I critici della convenzione hanno segnalato come nel corso delle negoziazioni, si sia indebolito il testo su due aspetti: il primo è nell’aver sottratto all’ambito di competenza della Convenzione tutto il tema della sicurezza nazionale; il secondo riguarda il doppio standard per attori pubblici e attori privati, per cui i primi sono vincolati, mentre rispetto al settore privato si lascia alle parti il compito di decidere come far applicare i principi e gli obblighi alle attività degli attori privati. Si sarebbe trattato di compromessi necessari al raggiungimento dell’obiettivo, cioè la definizione del primo regolamento internazionale sull’IA, applicato anche al di fuori delle frontiere dell’Ue. Per la segretaria generale del Consiglio d’Europa, Marija Pejčinović, la Convenzione è “una risposta alla necessità di disporre di una norma di diritto internazionale sostenuta da Stati di diversi continenti uniti da valori comuni, che consenta di trarre vantaggio dall’intelligenza artificiale, riducendo al contempo i rischi che questa presenta”.

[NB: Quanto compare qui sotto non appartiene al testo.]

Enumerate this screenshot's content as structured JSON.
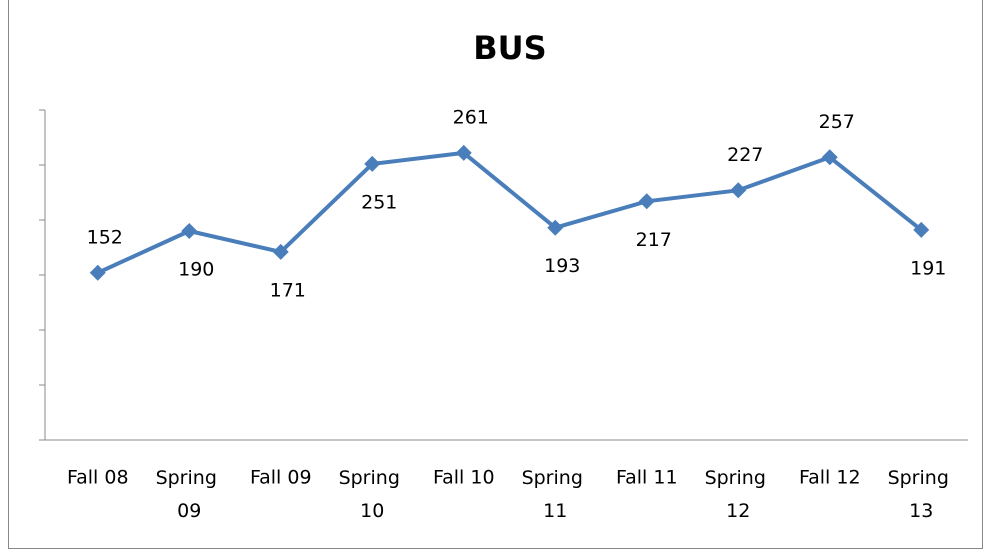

Che si tratti di “una risposta”, lo conferma il fatto che lo scorso dicembre, anche l’Unione europea ha varato il suo “Ai Act”. In realtà anche l’Onu si sta muovendo: il 22-23 settembre a New York si terrà il “Summit del futuro”, convocato dal segretario generale Antonio Guterres per portare i leader mondiali a riconcentrarsi sul raggiungimento degli obiettivi di sviluppo del millennio. Al summit, i leader mondiali adotteranno il Patto per il futuro, che includerà un Global Digital Compact e una Dichiarazione sulle generazioni future (tra i membri dell’advisory board nominato dall’Onu per formulare raccomandazioni per il Patto globale sul digitale e sul tema dell’intelligenza artificiale, c’è Padre Paolo Benanti, francescano, professore di bioetica ed etica delle tecnologie all’Università Gregoriana). Ancora non è pubblico il testo definitivo che arriverà sul tavolo del summit: sono disponibili le bozze e sono emerse le difficoltà negoziali tra approcci polarmente opposti come quello di Cina e Usa. C’è anche l’Africa che si sta mettendo in moto per sviluppare una propria cornice normativa che “rifletta il suo contesto unico, per garantire che lo sviluppo e l’uso dell’IA sia responsabile, etico e benefico per tutti”, si leggeva su una testata nigeriana indipendente, Consumer Connect, in un editoriale apparso a fine agosto.
Le regole sono più che necessarie, ardua l’armonizzazione degli approcci, a portata di mano la logica del minimo comune denominatore, molto rischioso per un ambito così delicato come quello dell’intelligenza artificiale e le sue applicazioni.